The captain lay on his back, panting, and Boots took her finger off the trigger of her slinger. With her free hand, she helped him up and looked at his leg. The wound oozed blood; she’d seen a lot worse in the war. He’d be okay to walk if he didn’t put too much pressure on it.
“They’re gonna break this door wide open in about fifteen seconds, Captain.”
“Yeah. Best we jet.”
They ambled down corridor after corridor, Cordell’s arm over her shoulder. The plan had been to hold the choke points, but they hadn’t been prepared for the sheer number of attackers. At that m
oment, soldiers were spreading throughout the ship, and Boots felt sure Mother was among them. The plan was to draw the troops back to Aisha’s choke point and assault from there, but the pilot would never take out enough of them.
Cordell tapped his comm. “How’s the hack coming, Hunter One?”
Orna’s voice came back to them, only a whisper. “Hunter Two is down.”
The words closed their fingers around Boots’s throat, and she had to stop. She stumbled into the wall, shoulder-checking it before sliding to her knees. Had she heard that right? Nilah was down?
“Is she dead?” asked Boots. “Did you see it?”
“I don’t know. There’s a lot of blood, and I had to … I needed to keep going,” said Orna.
Cordell sniffed, his lips a thin line. “I asked how the hack was coming. The rest of our lives depend on it.”
A bone-shaking thwump reverberated through the corridor, startling Boots to her feet.
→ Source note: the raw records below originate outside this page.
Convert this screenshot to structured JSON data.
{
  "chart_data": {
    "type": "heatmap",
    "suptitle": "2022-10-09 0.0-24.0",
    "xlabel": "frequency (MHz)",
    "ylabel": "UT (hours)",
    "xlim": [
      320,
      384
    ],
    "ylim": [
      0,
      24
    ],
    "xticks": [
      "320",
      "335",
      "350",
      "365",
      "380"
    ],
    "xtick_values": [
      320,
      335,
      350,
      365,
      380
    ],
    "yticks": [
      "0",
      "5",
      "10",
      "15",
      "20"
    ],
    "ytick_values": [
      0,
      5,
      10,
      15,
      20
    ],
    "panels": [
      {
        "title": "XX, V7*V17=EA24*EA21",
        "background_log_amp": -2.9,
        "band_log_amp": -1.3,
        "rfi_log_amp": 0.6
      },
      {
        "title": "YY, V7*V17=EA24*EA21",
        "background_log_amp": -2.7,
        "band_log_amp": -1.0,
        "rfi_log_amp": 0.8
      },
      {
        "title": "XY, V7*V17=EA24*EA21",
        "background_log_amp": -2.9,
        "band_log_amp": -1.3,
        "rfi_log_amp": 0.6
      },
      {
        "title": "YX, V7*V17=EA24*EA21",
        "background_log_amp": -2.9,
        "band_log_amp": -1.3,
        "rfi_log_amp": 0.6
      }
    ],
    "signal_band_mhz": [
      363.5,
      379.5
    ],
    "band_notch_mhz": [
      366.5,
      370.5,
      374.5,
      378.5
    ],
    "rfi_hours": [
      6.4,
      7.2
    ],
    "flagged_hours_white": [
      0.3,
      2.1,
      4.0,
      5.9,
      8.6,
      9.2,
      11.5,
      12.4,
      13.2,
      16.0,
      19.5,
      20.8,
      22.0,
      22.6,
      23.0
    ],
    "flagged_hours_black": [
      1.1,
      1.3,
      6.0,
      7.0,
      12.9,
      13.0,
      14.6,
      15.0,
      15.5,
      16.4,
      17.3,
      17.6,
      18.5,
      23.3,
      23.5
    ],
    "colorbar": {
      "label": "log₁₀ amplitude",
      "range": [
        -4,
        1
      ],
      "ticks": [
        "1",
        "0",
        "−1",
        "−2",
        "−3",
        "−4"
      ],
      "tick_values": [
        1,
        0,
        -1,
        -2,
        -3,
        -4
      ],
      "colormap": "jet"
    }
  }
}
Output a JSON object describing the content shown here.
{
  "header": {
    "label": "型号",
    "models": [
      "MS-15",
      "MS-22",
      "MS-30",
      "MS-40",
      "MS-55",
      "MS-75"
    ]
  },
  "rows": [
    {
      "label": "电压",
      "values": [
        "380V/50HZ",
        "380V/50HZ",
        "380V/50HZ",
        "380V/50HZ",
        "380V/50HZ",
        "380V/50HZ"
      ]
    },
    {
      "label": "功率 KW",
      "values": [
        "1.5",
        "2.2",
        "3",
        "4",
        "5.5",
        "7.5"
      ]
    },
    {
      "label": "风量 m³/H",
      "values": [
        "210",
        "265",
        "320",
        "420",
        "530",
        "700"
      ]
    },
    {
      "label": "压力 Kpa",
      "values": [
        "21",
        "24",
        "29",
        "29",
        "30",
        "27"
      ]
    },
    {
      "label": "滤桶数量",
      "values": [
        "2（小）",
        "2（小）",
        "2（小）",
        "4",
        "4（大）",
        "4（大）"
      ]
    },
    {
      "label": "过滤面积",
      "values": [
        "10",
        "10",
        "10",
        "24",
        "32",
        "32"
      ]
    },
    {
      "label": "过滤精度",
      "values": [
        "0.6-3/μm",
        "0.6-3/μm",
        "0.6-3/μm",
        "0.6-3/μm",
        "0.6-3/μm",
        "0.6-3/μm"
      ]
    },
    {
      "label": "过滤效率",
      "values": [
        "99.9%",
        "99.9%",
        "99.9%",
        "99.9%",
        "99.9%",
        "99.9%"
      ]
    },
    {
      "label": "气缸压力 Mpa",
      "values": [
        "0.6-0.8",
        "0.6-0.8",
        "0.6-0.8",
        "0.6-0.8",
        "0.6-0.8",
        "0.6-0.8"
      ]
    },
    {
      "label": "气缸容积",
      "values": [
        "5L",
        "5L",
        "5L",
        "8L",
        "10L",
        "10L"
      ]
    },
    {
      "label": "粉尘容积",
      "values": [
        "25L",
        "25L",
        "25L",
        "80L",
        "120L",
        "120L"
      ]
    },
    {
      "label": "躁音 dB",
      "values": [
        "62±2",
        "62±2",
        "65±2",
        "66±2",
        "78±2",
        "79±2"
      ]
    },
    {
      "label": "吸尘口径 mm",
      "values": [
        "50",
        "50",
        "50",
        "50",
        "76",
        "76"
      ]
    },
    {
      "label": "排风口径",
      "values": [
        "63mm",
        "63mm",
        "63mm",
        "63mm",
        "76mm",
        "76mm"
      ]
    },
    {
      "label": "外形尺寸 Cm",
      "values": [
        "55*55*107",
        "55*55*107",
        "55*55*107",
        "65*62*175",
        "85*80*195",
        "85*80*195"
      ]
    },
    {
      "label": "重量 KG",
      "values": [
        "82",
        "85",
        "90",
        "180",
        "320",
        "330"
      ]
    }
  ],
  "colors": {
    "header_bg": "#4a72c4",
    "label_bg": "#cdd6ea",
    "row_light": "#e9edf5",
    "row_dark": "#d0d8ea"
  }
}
They were breaking through the blast door.
Cordell placed a hand to his ear. “Orna?”
“Yeah. The hack is coming. I’m on it.”
“Good,” he said. “Capital ships have all kinds of medical response—”
Spell bolts filled the hallway, sizzling against every surface. The captain traced his sigil while Boots returned fire, trying to buy them time. Troops rushed them, and a discus round came whizzing toward Cordell, its deadly white glow arcing from all sides. He sidestepped and spun, diverting the disc without trying to stop it head-on. The shot shaved flakes of magic from his shield before buzzing through a nearby wall, leaving a long gash.
The captain hit the ground hard, and Boots dragged him backward out of the blistering volleys, a red streak staining the ground behind him. Once they were out of direct fire, she turned him on his back, so she wasn’t dragging him on his open wound. She hauled him into a maintenance bay, taking a shorter route back to the next choke point.
“Not much farther, sir,” she huffed.
A soldier rounded the corner, and Boots let go of Cordell long enough to pop off two shots, striking the soldier in his hand. He stumbled backward in hysterics, and Cordell tossed a frag grenade after him. Boots hit the deck, covering the captain with her body as the explosion cleared out a few more of the invaders.